- STEP 1
Mix all meatball ingredients gently and thoroughly. Optionally, leave the mixture to rest for around an hour in a cold place.
- STEP 2
Create meatballs, around 3 to 5cm diameter. Use a little bit of cooking oil on your palms while rolling to seal.
- STEP 3
Dice the onion and tomatoes and blend them into a paste.
- STEP 4
Put around 3 tbsp of cooking oil in a pot. Add cumin seeds, cloves, black pepper kernels, cinnamon stick and fry for half a minute and then add ginger garlic paste.
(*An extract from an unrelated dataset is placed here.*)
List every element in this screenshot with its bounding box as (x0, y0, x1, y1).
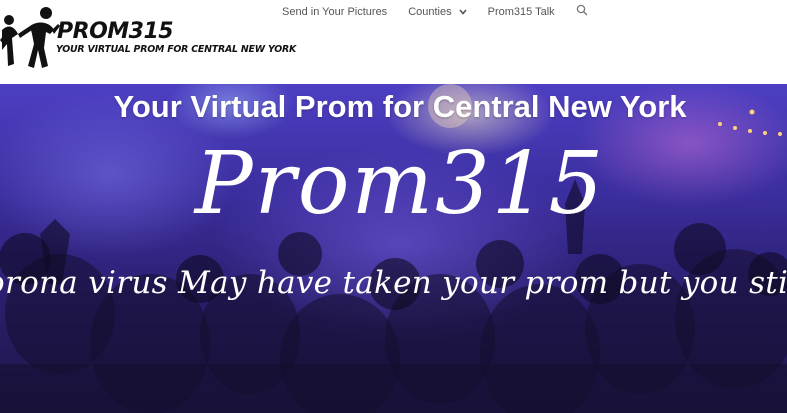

After another half a minute, add the onion tomato paste and cook on medium flame.
- STEP 5
While the paste is cooking, shallow fry the meatballs to give a little bit of texture and taste. This will help them bind when cooked later. Add chopped coriander.
- STEP 6
Once the paste is cooked (takes around 12-15 mins), the paste will thicken and the oil will rise to the top. Add the meatballs gently and stir a little to coat them with the paste. In a couple of minutes, add a little bit of water and let it cook for around 10 minutes on med ium flame and another 5 minutes on low flame. Stir gently as needed.
- STEP 7
Serve with roti - flatbreads or nan bread as preferred.